Dr Andrew Weyman, Dr David Wainwright, Rachel O’Hara, Professor Philip Jones and Dr Alan Buckingham conducted the research and discovered that individuals do not actively plan their working life. Instead, individuals react to the way that their choices are framed and are susceptible to ‘nudges’ that encourage or discourage early withdrawal from their working life.
Their report highlighted the importance of policy intervention to change the way that choices are framed (to change the ‘choice architecture’). Focussing on the decision to save for a pension, policies that enrol individuals automatically in pension schemes (with the choice of opting out) are preferable to policies that routinely warn of the pitfalls that individuals will face if they fail to save for an adequate pension.
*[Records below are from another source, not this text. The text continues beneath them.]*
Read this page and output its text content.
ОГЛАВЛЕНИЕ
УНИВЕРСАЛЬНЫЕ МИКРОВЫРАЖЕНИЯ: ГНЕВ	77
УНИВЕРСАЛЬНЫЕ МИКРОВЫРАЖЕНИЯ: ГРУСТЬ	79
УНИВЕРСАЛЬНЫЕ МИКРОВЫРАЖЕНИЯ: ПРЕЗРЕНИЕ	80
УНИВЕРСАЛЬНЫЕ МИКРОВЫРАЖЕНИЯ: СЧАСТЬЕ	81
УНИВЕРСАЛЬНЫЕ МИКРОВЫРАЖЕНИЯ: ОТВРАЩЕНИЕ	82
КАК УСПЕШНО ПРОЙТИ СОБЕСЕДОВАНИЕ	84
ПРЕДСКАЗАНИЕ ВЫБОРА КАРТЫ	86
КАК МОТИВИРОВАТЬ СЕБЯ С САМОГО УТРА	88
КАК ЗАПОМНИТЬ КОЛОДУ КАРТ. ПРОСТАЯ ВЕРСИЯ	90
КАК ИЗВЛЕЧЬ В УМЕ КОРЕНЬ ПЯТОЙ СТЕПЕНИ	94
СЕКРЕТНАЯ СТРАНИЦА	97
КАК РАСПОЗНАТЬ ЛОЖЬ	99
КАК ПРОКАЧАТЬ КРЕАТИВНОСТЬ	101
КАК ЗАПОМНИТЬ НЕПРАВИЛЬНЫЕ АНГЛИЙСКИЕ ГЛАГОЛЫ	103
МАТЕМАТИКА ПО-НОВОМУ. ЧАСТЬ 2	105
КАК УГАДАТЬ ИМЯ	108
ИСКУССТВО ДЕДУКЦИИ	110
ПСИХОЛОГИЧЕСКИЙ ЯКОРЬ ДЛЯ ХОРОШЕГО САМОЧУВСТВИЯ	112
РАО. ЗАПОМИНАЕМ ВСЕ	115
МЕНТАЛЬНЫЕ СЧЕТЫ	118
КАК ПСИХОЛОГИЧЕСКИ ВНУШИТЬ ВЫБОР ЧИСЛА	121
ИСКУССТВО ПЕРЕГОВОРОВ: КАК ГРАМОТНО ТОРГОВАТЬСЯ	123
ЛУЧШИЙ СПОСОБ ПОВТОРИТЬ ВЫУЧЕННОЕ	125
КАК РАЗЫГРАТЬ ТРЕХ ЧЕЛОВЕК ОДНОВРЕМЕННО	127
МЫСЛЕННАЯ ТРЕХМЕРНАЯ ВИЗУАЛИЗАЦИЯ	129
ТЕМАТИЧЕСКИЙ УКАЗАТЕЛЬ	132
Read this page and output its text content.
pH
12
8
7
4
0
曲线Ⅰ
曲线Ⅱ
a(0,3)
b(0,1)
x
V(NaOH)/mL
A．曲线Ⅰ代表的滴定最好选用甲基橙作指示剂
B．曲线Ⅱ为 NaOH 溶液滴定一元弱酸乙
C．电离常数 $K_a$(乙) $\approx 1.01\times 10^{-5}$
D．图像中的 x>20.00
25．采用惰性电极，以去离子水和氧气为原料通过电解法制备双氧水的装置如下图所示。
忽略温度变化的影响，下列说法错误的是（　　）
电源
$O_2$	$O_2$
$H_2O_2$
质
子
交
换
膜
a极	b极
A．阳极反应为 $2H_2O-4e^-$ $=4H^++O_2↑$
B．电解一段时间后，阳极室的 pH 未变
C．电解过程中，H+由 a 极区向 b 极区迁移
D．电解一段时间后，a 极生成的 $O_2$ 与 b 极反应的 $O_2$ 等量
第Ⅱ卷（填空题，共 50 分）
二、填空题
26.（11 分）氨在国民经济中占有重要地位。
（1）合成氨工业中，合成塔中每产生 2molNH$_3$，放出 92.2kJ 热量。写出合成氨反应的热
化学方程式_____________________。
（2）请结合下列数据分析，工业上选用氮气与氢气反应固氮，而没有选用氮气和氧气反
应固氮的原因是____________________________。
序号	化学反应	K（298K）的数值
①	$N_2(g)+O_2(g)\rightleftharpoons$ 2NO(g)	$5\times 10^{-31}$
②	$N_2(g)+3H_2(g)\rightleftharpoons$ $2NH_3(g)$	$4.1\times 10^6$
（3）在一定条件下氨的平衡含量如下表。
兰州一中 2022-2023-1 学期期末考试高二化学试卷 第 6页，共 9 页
Governments are able to work in partnership with employers to design the choice architecture. Employers are able to act as a conduit; to transmit and amplify the signals that governments emit. In this partnership, governments are able to cultivate the adoption of ‘good practice’ in the management of human resources.
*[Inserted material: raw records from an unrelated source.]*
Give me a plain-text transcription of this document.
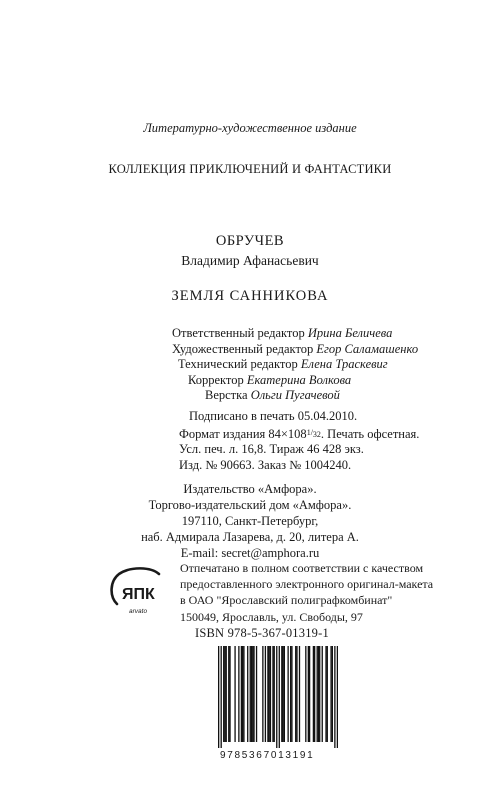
Литературно-художественное издание
КОЛЛЕКЦИЯ ПРИКЛЮЧЕНИЙ И ФАНТАСТИКИ
ОБРУЧЕВ
Владимир Афанасьевич
ЗЕМЛЯ САННИКОВА
Ответственный редактор Ирина Беличева
Художественный редактор Егор Саламашенко
Технический редактор Елена Траскевиг
Корректор Екатерина Волкова
Верстка Ольги Пугачевой
Подписано в печать 05.04.2010.
Формат издания 84×1081/32. Печать офсетная.
Усл. печ. л. 16,8. Тираж 46 428 экз.
Изд. № 90663. Заказ № 1004240.
Издательство «Амфора».
Торгово-издательский дом «Амфора».
197110, Санкт-Петербург,
наб. Адмирала Лазарева, д. 20, литера А.
E-mail: secret@amphora.ru
ЯПК
arvato
Отпечатано в полном соответствии с качеством
предоставленного электронного оригинал-макета
в ОАО "Ярославский полиграфкомбинат"
150049, Ярославль, ул. Свободы, 97
ISBN 978-5-367-01319-1
9785367013191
The report identifies differences in:
- employment opportunities
- availability of flexible working arrangements
- individuals’ capacity to work and differences in culture
Government intervention is likely to be more effective when it is targeted on individuals who enjoy their work and on individuals with a greater opportunity to extend their working lives. The report identifies the groups (in the ‘receptive middle’) that are likely to respond to government intervention.
This research has informed the Department of Work and Pension’s Extending Working Lives Sector Initiative (2013), to manage the removal of the default retirement age, as well as the Age Positive Initiative (2013), to work with employers to develop guidance on the employment of older employees.
The report was one of thirteen cited by the Academy of Social Science to support the Campaign for Social Science.